CHICLE

Paula siempre estaba masticando, completamente inconciente del mágico universo, al mismo tiempo erótico y exótico, que inventaba con su ingenuo gesto de amasar entre los dientes la dulce goma interminable. Y a mí, me gustaba dejarme alcanzar por el aliento a chicle de frutilla que le brotaba de la boca.

Por eso fue que nunca perdí una oportunidad para rozarla; aunque sus amigas sospecharan o las maestras me llamaran la atención. A veces mientras transcurría la clase no podía esperar; me acercaba intempestivamente hasta su banco y le pedía, por ejemplo, un transportador, sin reparar que estábamos en la hora de lengua.

Todos se reían constantemente de mis atropellos atolondrados. Pensaban lo más común, creían que era apenas un niño enamorado. Pero lo mío no era tan común. Lo mío no era simplemente amor por una muchacha; era la más cruda excitación provocada por lo sublime de un aliento especial que operaba sobre mi rostro como afrodisíaco súbito.

Si jugábamos a la escondida durante el recreo, me las ingeniaba para apretarme junto a ella en un rincón oscuro del patio, y cerrando los ojos respiraba profundo mientras rezaba para que nadie nos encontrara. Mil veces me puso en aprietos pidiéndome que la besara. Y mil veces yo insinué un deseo furtivo por su boca, con el sólo afán de quedar frente a frente y apreciar con más nitidez que nunca el dulce aliento a frutilla.

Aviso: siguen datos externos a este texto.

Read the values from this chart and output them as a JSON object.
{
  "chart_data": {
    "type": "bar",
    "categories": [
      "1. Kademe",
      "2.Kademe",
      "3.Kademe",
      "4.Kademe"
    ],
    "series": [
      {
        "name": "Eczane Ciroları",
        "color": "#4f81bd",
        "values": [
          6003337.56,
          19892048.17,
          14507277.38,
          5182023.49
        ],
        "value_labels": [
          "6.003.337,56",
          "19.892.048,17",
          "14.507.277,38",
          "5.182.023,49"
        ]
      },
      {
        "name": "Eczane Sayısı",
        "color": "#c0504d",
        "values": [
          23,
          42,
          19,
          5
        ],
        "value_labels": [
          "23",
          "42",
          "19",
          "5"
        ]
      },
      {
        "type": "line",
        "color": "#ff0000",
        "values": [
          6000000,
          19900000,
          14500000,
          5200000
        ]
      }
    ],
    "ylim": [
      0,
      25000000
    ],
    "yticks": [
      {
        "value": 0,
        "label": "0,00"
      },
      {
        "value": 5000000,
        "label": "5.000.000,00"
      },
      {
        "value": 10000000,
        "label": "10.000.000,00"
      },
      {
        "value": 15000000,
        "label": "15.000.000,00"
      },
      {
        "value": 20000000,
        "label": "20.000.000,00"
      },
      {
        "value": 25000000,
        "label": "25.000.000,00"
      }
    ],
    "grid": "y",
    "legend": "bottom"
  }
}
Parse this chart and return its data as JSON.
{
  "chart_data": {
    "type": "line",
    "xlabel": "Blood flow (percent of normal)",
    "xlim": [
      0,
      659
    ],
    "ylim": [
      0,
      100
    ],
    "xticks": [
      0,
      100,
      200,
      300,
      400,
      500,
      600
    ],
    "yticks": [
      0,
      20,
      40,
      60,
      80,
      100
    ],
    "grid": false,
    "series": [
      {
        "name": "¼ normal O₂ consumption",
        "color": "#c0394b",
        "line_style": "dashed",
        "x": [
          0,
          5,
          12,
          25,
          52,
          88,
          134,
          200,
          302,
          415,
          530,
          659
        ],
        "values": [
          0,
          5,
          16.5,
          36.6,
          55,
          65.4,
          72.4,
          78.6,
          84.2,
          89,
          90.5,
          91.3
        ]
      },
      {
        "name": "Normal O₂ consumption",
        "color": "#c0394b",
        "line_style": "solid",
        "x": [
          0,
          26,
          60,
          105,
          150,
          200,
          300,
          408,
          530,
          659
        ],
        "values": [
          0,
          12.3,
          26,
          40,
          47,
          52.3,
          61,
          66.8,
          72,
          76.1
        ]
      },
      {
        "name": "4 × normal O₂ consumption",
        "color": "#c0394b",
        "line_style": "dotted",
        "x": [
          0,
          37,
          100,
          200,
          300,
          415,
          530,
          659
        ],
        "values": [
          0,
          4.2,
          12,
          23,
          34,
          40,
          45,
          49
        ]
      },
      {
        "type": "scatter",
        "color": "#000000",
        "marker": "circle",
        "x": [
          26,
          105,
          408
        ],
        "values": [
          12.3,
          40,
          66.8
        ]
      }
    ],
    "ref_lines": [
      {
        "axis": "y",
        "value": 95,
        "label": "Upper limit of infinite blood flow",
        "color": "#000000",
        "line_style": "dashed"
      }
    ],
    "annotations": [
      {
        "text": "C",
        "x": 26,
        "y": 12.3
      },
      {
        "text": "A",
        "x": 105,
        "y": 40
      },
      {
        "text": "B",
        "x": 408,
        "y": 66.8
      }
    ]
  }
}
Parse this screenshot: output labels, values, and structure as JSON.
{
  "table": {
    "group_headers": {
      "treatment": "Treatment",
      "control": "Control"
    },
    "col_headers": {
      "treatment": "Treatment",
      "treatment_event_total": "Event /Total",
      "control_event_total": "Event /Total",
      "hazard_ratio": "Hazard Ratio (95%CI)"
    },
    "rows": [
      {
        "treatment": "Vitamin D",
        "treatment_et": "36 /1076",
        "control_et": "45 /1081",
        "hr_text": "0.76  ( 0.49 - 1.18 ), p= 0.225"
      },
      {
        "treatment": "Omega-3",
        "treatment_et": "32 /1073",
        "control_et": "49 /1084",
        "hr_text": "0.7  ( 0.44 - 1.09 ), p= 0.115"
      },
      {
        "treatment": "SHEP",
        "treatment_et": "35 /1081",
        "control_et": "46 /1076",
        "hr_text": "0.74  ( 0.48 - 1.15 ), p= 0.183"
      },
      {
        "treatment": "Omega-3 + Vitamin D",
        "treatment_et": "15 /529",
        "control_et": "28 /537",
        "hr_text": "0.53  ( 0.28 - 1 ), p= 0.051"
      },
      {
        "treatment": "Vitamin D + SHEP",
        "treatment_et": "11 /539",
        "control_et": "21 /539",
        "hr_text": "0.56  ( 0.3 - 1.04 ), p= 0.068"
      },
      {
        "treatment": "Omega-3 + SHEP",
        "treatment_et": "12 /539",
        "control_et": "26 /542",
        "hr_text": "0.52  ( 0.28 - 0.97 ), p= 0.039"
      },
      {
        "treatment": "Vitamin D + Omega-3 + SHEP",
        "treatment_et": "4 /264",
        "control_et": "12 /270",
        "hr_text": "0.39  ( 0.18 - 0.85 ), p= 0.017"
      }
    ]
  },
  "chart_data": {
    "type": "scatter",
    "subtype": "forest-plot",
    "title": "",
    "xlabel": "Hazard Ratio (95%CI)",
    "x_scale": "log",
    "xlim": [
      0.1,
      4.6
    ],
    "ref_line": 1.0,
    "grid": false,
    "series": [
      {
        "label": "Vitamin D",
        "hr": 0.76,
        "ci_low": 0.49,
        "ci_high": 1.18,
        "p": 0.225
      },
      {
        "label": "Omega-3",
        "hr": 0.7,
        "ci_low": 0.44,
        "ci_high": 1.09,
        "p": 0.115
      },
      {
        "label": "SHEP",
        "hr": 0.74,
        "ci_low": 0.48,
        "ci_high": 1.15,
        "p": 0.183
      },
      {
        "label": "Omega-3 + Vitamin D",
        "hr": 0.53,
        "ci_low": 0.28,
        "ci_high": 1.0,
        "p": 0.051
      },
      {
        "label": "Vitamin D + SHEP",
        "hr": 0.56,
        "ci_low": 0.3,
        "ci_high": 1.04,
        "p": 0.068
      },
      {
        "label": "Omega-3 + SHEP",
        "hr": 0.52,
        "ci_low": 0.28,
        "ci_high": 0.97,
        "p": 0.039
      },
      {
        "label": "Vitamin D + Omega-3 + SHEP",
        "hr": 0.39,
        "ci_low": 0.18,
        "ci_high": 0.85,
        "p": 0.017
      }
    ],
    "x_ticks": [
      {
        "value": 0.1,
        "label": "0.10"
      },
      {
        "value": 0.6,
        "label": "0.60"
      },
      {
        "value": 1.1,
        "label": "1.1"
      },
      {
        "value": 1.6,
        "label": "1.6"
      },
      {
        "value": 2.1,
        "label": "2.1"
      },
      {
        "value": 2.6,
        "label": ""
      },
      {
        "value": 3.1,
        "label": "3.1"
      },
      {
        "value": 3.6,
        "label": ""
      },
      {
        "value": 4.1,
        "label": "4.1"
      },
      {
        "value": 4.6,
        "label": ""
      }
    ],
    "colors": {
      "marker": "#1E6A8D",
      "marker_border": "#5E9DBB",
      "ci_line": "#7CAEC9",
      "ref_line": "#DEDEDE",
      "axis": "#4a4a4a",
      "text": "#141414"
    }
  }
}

Los niños más vivos de la clase empezaron a notar que a pesar de mi deseo correspondido, yo no pasaba a la acción, y rumores ofensivos se desparramaron por toda la escuela. Rumores sobre los índices de hombría que había en mí, que nada tienen que ver con las profundidades de los deseos. Pero era chico, y en esa época me importaban. Y me alejé de Paula.

Entonces, en vez de buscarla en los recreos, empecé a quedarme sigiloso y agazapado en el aula vacía. Una vez que todos salían, iniciaba rápidamente la tarea de despegar las bolas de chicle de frutilla que ella pegaba debajo de su banco de clases. Una a una las olía y las ponía dentro de una bolsa de plástico que luego conservaba como tesoro.

Con todo lo recogido durante la semana, hacía una gran bola de chicle que masticaba hasta el cansancio los sábados y los domingos, esos días odiosos en los que no tenía noticias ni de Paula, ni de su delicioso aliento a chicle de frutilla.